I am running behind a butterfly and there were days when I was running away from it. I collect stones because my mother collects stones. She collects beautiful ones. Ones that shine, gem stones, she recently bought a marble because the ones who sold it said that it was a divine stone. I don’t know why she collects stones. I don’t think that even she knows why. I am not sure she even realizes it. But I do. I not only collect stones but I paint on them.
Life is this amazing thing. I am confused which way to go. I am not sure what I want to do. I am always left with two options. I can either be an artist or I can make movies. I am always left with two options. I don’t know why I believe that. Perhaps because i haven’t thought of more. I like animals. I like wild life. I like to be part of wild life. Sometimes I think the greatest thing a woman can do is to clean the house and be beautiful. Honestly to me, its a huge task. I like to take care of everyone in my family. I guess its the best thing a woman can be.

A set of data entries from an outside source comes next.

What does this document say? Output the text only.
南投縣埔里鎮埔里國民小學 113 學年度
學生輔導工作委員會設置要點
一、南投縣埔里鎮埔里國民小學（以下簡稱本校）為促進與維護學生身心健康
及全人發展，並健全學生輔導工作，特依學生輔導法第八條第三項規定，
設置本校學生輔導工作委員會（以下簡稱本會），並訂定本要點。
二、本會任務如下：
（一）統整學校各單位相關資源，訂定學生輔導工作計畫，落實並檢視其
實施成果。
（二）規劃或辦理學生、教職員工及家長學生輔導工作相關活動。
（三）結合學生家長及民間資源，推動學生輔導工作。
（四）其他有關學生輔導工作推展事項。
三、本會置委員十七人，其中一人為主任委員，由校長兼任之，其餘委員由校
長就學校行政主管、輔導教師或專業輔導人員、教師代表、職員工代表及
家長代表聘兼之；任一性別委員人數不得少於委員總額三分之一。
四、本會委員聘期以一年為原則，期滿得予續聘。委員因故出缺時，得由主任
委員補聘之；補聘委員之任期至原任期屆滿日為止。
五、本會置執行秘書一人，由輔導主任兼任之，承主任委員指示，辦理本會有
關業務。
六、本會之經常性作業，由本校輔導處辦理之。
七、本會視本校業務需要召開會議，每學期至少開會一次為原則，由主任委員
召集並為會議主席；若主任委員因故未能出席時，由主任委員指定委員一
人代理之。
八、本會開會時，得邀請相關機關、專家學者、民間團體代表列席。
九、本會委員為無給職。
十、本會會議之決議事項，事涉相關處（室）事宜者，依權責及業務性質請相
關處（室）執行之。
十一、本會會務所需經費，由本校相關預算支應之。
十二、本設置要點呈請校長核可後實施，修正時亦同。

It’s really a debatable thought. Do you have to be a homemaker? Can’t homes be made on their own? How difficult is it to make homes? Its all just a matter of time management. I am thinking of getting married. Probably to the right person. I am looking for an unforgettable, unforgettable.
So stones, confusion, marriage. If I am playing my cards right, I guess I am headed for something and I am not even sure of what it is.
I have decided that marriage is the appropriate thing to do. Right, interesting. Its like Narada’s story of Maya. Its no wonder I am not tired anymore. I am not being rude to myself. I am simply taking control. Because after all, I am chasing butterflies and it is not the other way around. I mean, im going after something beautiful, because beauty didn’t come after me. May be because I never gave it the opportunity to do so. I don’t want to be tired. I just want to beautiful.